Many younger staff members think that such ideas are dangerous and contrary to Radio Liberty's stated purposes. Yet, they contend, programming with an allegedly anti-democratic cast has increased under the Reagan administration because the station's managers and the BIB members judged broadcast content solely on the basis of ability to undermine the Soviet system.
According to the critics, that approach was especially pervasive when two outspoken conservatives, Frank Shakespeare and James L. Buckley, headed BIB and RFE/RL. Their departures last year came as BIB was being forced to recognize that the internal ideological controversy was out of hand.
In choosing Malcolm S. Forbes Jr., a member of a business-publishing family, as BIB chairman and Pell as president of RFE/RL, the board assigned top priority to putting Radio Liberty's house in order. In that context, most observers of Radio Liberty agree, the key figure has been Pell, a veteran radio and television newsman who had been a Moscow correspondent before going to the VOA.
It is too early to tell whether he will be able to keep Radio Liberty on the beam as a professional station that will be respected by its Soviet listeners. But, for starters, he has sought to establish greater control over program content by moving some Russian-language broadcasts from Munich to Washington, where they can be supervised more closely, and by instituting comprehensive program reviews.
More importantly, he also has quietly removed or transferred many of the emigre personnel with allegedly extremist views and has recruited new American directors.
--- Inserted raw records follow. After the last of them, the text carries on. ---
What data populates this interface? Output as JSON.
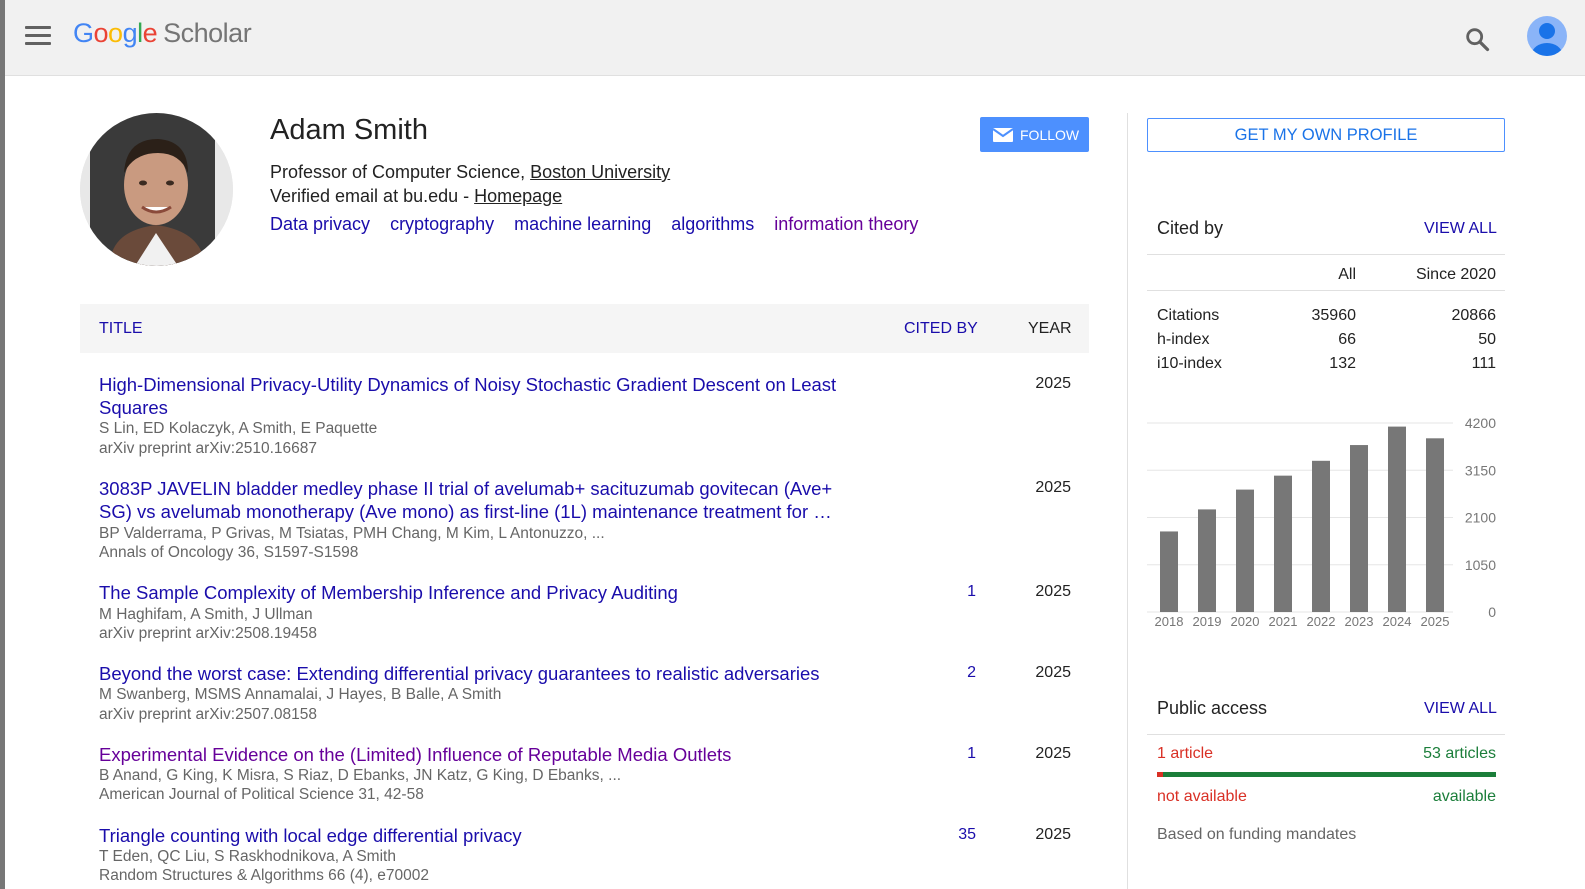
{
  "header": {
    "logo_google": [
      "G",
      "o",
      "o",
      "g",
      "l",
      "e"
    ],
    "logo_scholar": "Scholar"
  },
  "profile": {
    "name": "Adam Smith",
    "affiliation_prefix": "Professor of Computer Science, ",
    "affiliation_link": "Boston University",
    "email_prefix": "Verified email at bu.edu - ",
    "homepage_link": "Homepage",
    "interests": [
      "Data privacy",
      "cryptography",
      "machine learning",
      "algorithms",
      "information theory"
    ],
    "follow_label": "FOLLOW"
  },
  "table": {
    "col_title": "TITLE",
    "col_cited": "CITED BY",
    "col_year": "YEAR",
    "rows": [
      {
        "title": "High-Dimensional Privacy-Utility Dynamics of Noisy Stochastic Gradient Descent on Least Squares",
        "authors": "S Lin, ED Kolaczyk, A Smith, E Paquette",
        "venue": "arXiv preprint arXiv:2510.16687",
        "cited": "",
        "year": "2025",
        "visited": false
      },
      {
        "title": "3083P JAVELIN bladder medley phase II trial of avelumab+ sacituzumab govitecan (Ave+ SG) vs avelumab monotherapy (Ave mono) as first-line (1L) maintenance treatment for …",
        "authors": "BP Valderrama, P Grivas, M Tsiatas, PMH Chang, M Kim, L Antonuzzo, ...",
        "venue": "Annals of Oncology 36, S1597-S1598",
        "cited": "",
        "year": "2025",
        "visited": false
      },
      {
        "title": "The Sample Complexity of Membership Inference and Privacy Auditing",
        "authors": "M Haghifam, A Smith, J Ullman",
        "venue": "arXiv preprint arXiv:2508.19458",
        "cited": "1",
        "year": "2025",
        "visited": false
      },
      {
        "title": "Beyond the worst case: Extending differential privacy guarantees to realistic adversaries",
        "authors": "M Swanberg, MSMS Annamalai, J Hayes, B Balle, A Smith",
        "venue": "arXiv preprint arXiv:2507.08158",
        "cited": "2",
        "year": "2025",
        "visited": false
      },
      {
        "title": "Experimental Evidence on the (Limited) Influence of Reputable Media Outlets",
        "authors": "B Anand, G King, K Misra, S Riaz, D Ebanks, JN Katz, G King, D Ebanks, ...",
        "venue": "American Journal of Political Science 31, 42-58",
        "cited": "1",
        "year": "2025",
        "visited": true
      },
      {
        "title": "Triangle counting with local edge differential privacy",
        "authors": "T Eden, QC Liu, S Raskhodnikova, A Smith",
        "venue": "Random Structures & Algorithms 66 (4), e70002",
        "cited": "35",
        "year": "2025",
        "visited": false
      }
    ]
  },
  "sidebar": {
    "own_profile_label": "GET MY OWN PROFILE",
    "cited_by_title": "Cited by",
    "view_all_label": "VIEW ALL",
    "col_all": "All",
    "col_since": "Since 2020",
    "stats": [
      {
        "label": "Citations",
        "all": "35960",
        "since": "20866"
      },
      {
        "label": "h-index",
        "all": "66",
        "since": "50"
      },
      {
        "label": "i10-index",
        "all": "132",
        "since": "111"
      }
    ],
    "public_access_title": "Public access",
    "pa_not_available_count": "1 article",
    "pa_available_count": "53 articles",
    "pa_not_available_label": "not available",
    "pa_available_label": "available",
    "pa_not_available_fraction": 0.019,
    "pa_footer": "Based on funding mandates"
  },
  "chart_data": {
    "type": "bar",
    "categories": [
      "2018",
      "2019",
      "2020",
      "2021",
      "2022",
      "2023",
      "2024",
      "2025"
    ],
    "values": [
      1790,
      2280,
      2720,
      3030,
      3360,
      3710,
      4120,
      3860
    ],
    "ylim": [
      0,
      4200
    ],
    "yticks": [
      "0",
      "1050",
      "2100",
      "3150",
      "4200"
    ],
    "grid": true,
    "bar_color": "#777777"
  }
}
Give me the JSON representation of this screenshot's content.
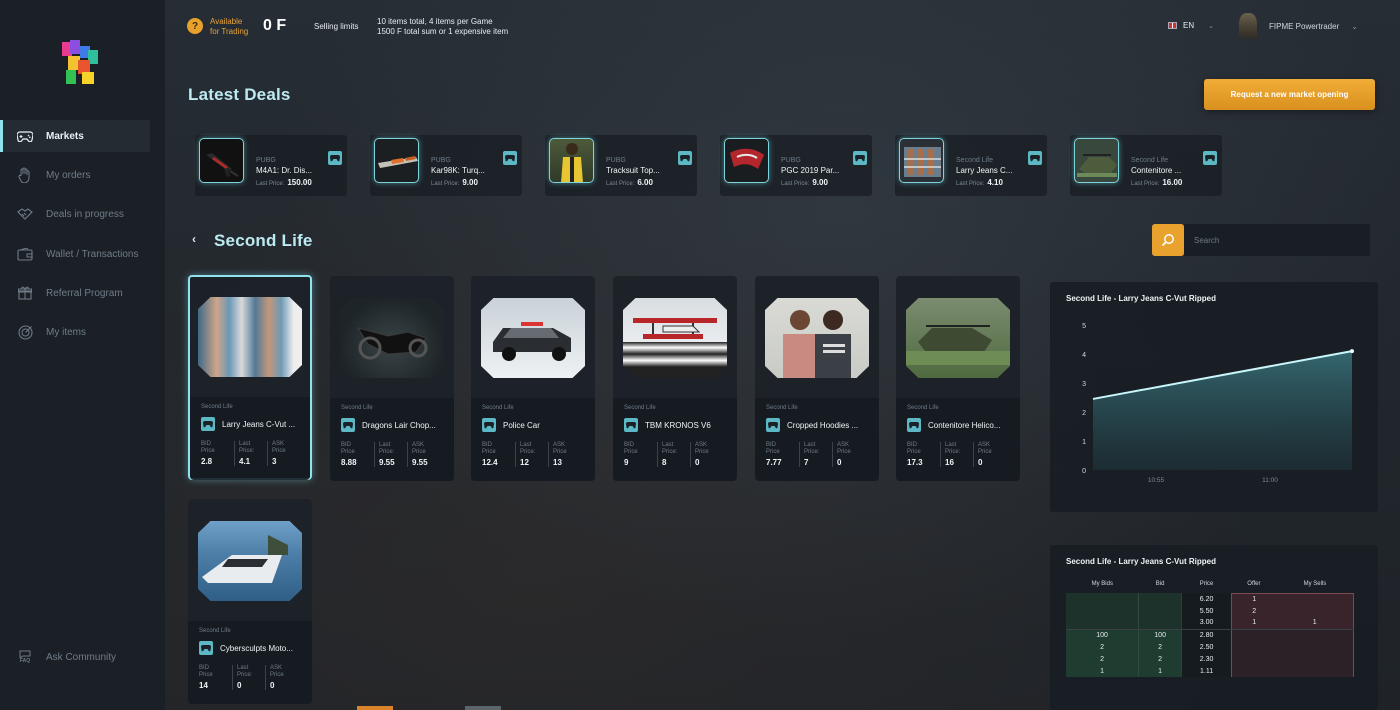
{
  "brand": {
    "logo": "FPME"
  },
  "sidebar": {
    "items": [
      {
        "label": "Markets",
        "icon": "gamepad-icon",
        "active": true
      },
      {
        "label": "My orders",
        "icon": "hand-icon",
        "active": false
      },
      {
        "label": "Deals in progress",
        "icon": "handshake-icon",
        "active": false
      },
      {
        "label": "Wallet / Transactions",
        "icon": "wallet-icon",
        "active": false
      },
      {
        "label": "Referral Program",
        "icon": "gift-icon",
        "active": false
      },
      {
        "label": "My items",
        "icon": "target-icon",
        "active": false
      }
    ],
    "ask_community": "Ask Community",
    "faq_label": "FAQ"
  },
  "header": {
    "available_label": "Available",
    "available_label2": "for Trading",
    "balance": "0 F",
    "limits_label": "Selling limits",
    "limits_line1": "10 items total, 4 items per Game",
    "limits_line2": "1500 F total sum or 1 expensive item",
    "language": "EN",
    "username": "FIPME Powertrader"
  },
  "latest_deals": {
    "title": "Latest Deals",
    "request_button": "Request a new market opening",
    "last_price_label": "Last Price:",
    "items": [
      {
        "game": "PUBG",
        "name": "M4A1: Dr. Dis...",
        "price": "150.00"
      },
      {
        "game": "PUBG",
        "name": "Kar98K: Turq...",
        "price": "9.00"
      },
      {
        "game": "PUBG",
        "name": "Tracksuit Top...",
        "price": "6.00"
      },
      {
        "game": "PUBG",
        "name": "PGC 2019 Par...",
        "price": "9.00"
      },
      {
        "game": "Second Life",
        "name": "Larry Jeans C...",
        "price": "4.10"
      },
      {
        "game": "Second Life",
        "name": "Contenitore ...",
        "price": "16.00"
      }
    ]
  },
  "market": {
    "title": "Second Life",
    "search_placeholder": "Search",
    "labels": {
      "bid1": "BID",
      "bid2": "Price",
      "last1": "Last",
      "last2": "Price:",
      "ask1": "ASK",
      "ask2": "Price"
    },
    "items": [
      {
        "game": "Second Life",
        "name": "Larry Jeans C-Vut ...",
        "bid": "2.8",
        "last": "4.1",
        "ask": "3",
        "selected": true
      },
      {
        "game": "Second Life",
        "name": "Dragons Lair Chop...",
        "bid": "8.88",
        "last": "9.55",
        "ask": "9.55",
        "selected": false
      },
      {
        "game": "Second Life",
        "name": "Police Car",
        "bid": "12.4",
        "last": "12",
        "ask": "13",
        "selected": false
      },
      {
        "game": "Second Life",
        "name": "TBM KRONOS V6",
        "bid": "9",
        "last": "8",
        "ask": "0",
        "selected": false
      },
      {
        "game": "Second Life",
        "name": "Cropped Hoodies ...",
        "bid": "7.77",
        "last": "7",
        "ask": "0",
        "selected": false
      },
      {
        "game": "Second Life",
        "name": "Contenitore Helico...",
        "bid": "17.3",
        "last": "16",
        "ask": "0",
        "selected": false
      },
      {
        "game": "Second Life",
        "name": "Cybersculpts Moto...",
        "bid": "14",
        "last": "0",
        "ask": "0",
        "selected": false
      }
    ]
  },
  "price_chart": {
    "title": "Second Life - Larry Jeans C-Vut Ripped",
    "chart_data": {
      "type": "line",
      "title": "Second Life - Larry Jeans C-Vut Ripped",
      "x": [
        "10:55",
        "11:00"
      ],
      "x_ticks": [
        "10:55",
        "11:00"
      ],
      "ylim": [
        0,
        5
      ],
      "y_ticks": [
        0,
        1,
        2,
        3,
        4,
        5
      ],
      "series": [
        {
          "values": [
            2.45,
            4.1
          ]
        }
      ],
      "grid": false
    }
  },
  "order_book": {
    "title": "Second Life - Larry Jeans C-Vut Ripped",
    "headers": [
      "My Bids",
      "Bid",
      "Price",
      "Offer",
      "My Sells"
    ],
    "rows": [
      [
        "",
        "",
        "6.20",
        "1",
        ""
      ],
      [
        "",
        "",
        "5.50",
        "2",
        ""
      ],
      [
        "",
        "",
        "3.00",
        "1",
        "1"
      ],
      [
        "100",
        "100",
        "2.80",
        "",
        ""
      ],
      [
        "2",
        "2",
        "2.50",
        "",
        ""
      ],
      [
        "2",
        "2",
        "2.30",
        "",
        ""
      ],
      [
        "1",
        "1",
        "1.11",
        "",
        ""
      ]
    ]
  }
}
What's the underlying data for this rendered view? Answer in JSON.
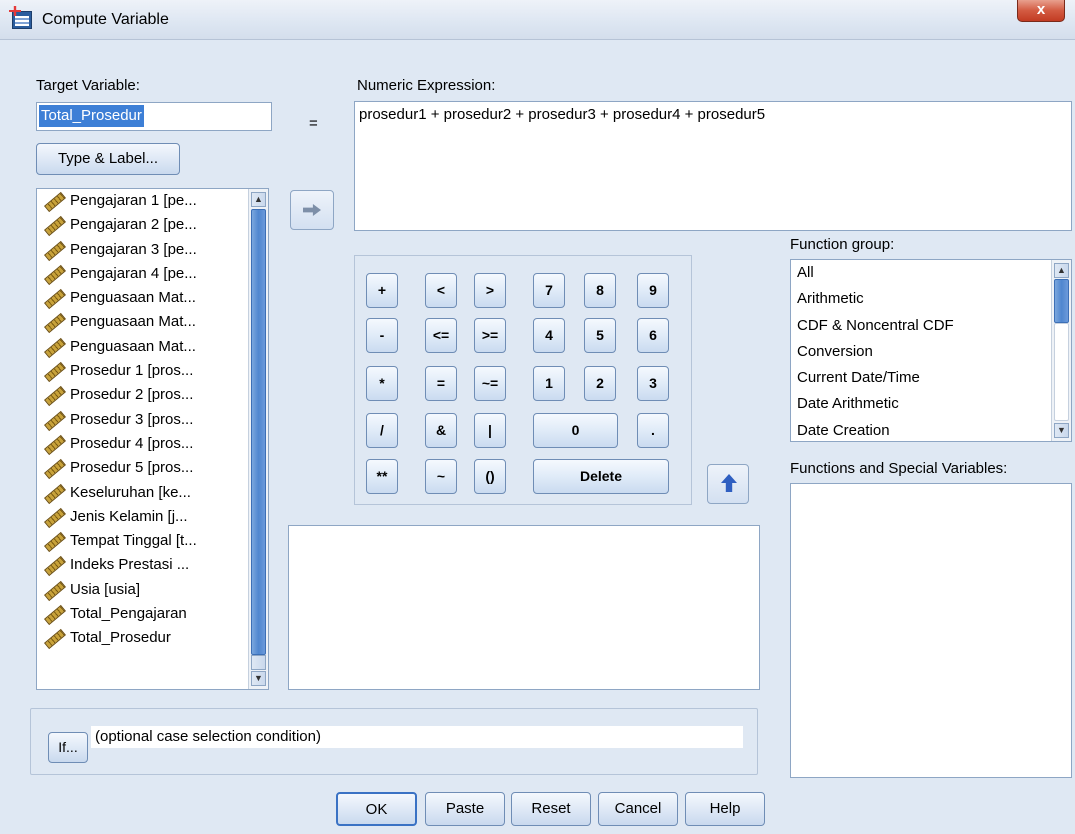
{
  "window": {
    "title": "Compute Variable",
    "close_label": "x"
  },
  "target": {
    "label_pre": "T",
    "label_u": "",
    "label": "Target Variable:",
    "value": "Total_Prosedur"
  },
  "equals": "=",
  "type_label_btn": "Type & Label...",
  "expression": {
    "label": "Numeric Expression:",
    "value": "prosedur1 + prosedur2 + prosedur3 + prosedur4 + prosedur5"
  },
  "variables": [
    "Pengajaran 1 [pe...",
    "Pengajaran 2 [pe...",
    "Pengajaran 3 [pe...",
    "Pengajaran 4 [pe...",
    "Penguasaan Mat...",
    "Penguasaan Mat...",
    "Penguasaan Mat...",
    "Prosedur 1 [pros...",
    "Prosedur 2 [pros...",
    "Prosedur 3 [pros...",
    "Prosedur 4 [pros...",
    "Prosedur 5 [pros...",
    "Keseluruhan [ke...",
    "Jenis Kelamin  [j...",
    "Tempat Tinggal [t...",
    "Indeks Prestasi ...",
    "Usia [usia]",
    "Total_Pengajaran",
    "Total_Prosedur"
  ],
  "keypad": {
    "row1": [
      "+",
      "<",
      ">",
      "7",
      "8",
      "9"
    ],
    "row2": [
      "-",
      "<=",
      ">=",
      "4",
      "5",
      "6"
    ],
    "row3": [
      "*",
      "=",
      "~=",
      "1",
      "2",
      "3"
    ],
    "row4": [
      "/",
      "&",
      "|",
      "0",
      "."
    ],
    "row5": [
      "**",
      "~",
      "()",
      "Delete"
    ]
  },
  "function_group": {
    "label": "Function group:",
    "items": [
      "All",
      "Arithmetic",
      "CDF & Noncentral CDF",
      "Conversion",
      "Current Date/Time",
      "Date Arithmetic",
      "Date Creation"
    ]
  },
  "functions_label": "Functions and Special Variables:",
  "if_section": {
    "button": "If...",
    "text": "(optional case selection condition)"
  },
  "buttons": {
    "ok": "OK",
    "paste": "Paste",
    "reset": "Reset",
    "cancel": "Cancel",
    "help": "Help"
  },
  "colors": {
    "background": "#dfe8f3",
    "selection": "#3d7fd6",
    "accent_arrow": "#2f5fc1"
  }
}
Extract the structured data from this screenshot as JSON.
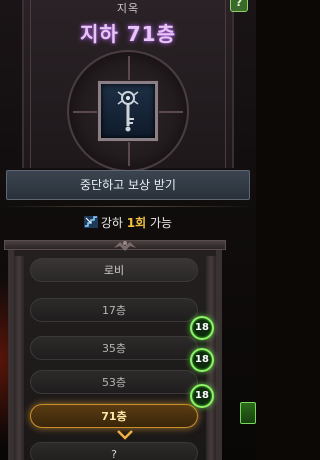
{
  "header": {
    "subtitle": "지옥",
    "title": "지하 71층",
    "help_label": "?"
  },
  "emblem": {
    "icon": "key-scepter-icon"
  },
  "actions": {
    "stop_and_claim_label": "중단하고 보상 받기"
  },
  "enhance": {
    "prefix": "강하",
    "count": "1회",
    "suffix": "가능",
    "icon": "enhance-stairs-icon"
  },
  "floors": {
    "lobby": "로비",
    "f17": "17층",
    "f35": "35층",
    "f53": "53층",
    "current": "71층",
    "next": "?"
  },
  "badges": [
    "18",
    "18",
    "18"
  ],
  "colors": {
    "title_glow": "#c878ff",
    "current_floor": "#c9902a",
    "badge_green": "#8ff36a",
    "highlight_count": "#f0c040"
  }
}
Radio Liberty's new director is Nicholas Vaslef, a former Air Force officer and professor at the Air Force Academy with a doctorate in Russian studies. RFE will be headed by Gregory Wierzynski, a veteran Time magazine correspondent who covered Eastern Europe.
One BIB member, who asked not to be identified, said: "These men are different from the political appointees who typically held their jobs in the past. They know the Soviet Union and Eastern Europe at first hand, and because they have an up-to-date view of the region that is attuned to current realities, they are well equipped to ride herd on those emigres whose vision of their homelands has not changed in the years since they came to the West."